- Location: Presque Isle County, Michigan
- Coordinates: 45°18.14′N 83°29.76′W﻿ / ﻿45.30233°N 83.49600°W
- Type: spring fed
- Basin countries: United States
- Max. length: 7 mi (11 km)
- Max. width: 1.5 mi (2.4 km)
- Surface area: 5,660 acres (22.9 km^{2})
- Surface elevation: 594 feet (181 m)

= Grand Lake (Michigan) =

Lake in the state of Michigan, United States

Grand Lake is a 5660 acre spring fed lake in Presque Isle County in the U.S. state of Michigan. Grand Lake is a substantial lake of approximately 7 mi in length and up to 1.5 mi in width. The lake is on the boundary between Presque Isle Township to the east and Krakow Township to the west, approximately 15 mi north of Alpena on U.S. Highway 23, which passes to the south and west of the lake.

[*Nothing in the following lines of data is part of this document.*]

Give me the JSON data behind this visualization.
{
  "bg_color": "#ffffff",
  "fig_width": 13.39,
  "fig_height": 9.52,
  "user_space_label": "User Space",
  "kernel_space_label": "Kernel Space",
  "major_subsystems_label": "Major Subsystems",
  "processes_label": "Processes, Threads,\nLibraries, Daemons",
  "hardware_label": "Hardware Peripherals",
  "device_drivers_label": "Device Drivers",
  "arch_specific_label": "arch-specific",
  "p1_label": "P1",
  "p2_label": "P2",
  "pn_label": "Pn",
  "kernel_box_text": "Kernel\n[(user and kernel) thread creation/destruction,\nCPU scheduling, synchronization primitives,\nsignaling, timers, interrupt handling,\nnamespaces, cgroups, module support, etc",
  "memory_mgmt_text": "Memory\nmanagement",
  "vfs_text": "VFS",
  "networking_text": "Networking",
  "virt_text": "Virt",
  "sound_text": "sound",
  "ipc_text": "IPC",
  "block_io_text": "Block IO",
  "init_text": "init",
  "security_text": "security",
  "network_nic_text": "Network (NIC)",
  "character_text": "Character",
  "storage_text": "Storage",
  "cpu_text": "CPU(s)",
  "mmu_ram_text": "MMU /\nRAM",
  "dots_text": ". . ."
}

Fishing species include: bluegill, bullhead catfish, northern pike, garpike, bowfin, pumpkinseed sunfish, rock bass, smallmouth bass, white sucker, yellow perch, and walleye.

The lake lies on the landward side of a prominent promontory in the county that juts out into Lake Huron, thereby making the promontory almost an island and indirectly giving the promontory and county their name of "Presque Isle." The lake contains many islands, such as Brown Island, Grand Island, and Macombers Island.

The two Presque Isle, Michigan lighthouses are nearby to the east: the New Presque Isle Lighthouse at 4500 E. Grand Lake Road and the Old Presque Isle Lighthouse at 5295 Grand Lake Road.

Deposits of Rock salt were discovered at a depth of 1284 feet in the vicinity of Grand Lake. On the west shore of the lake are ledges, which rise to a height of 40 feet above lake level, and include Cerepatora fossils along with crinoid stems.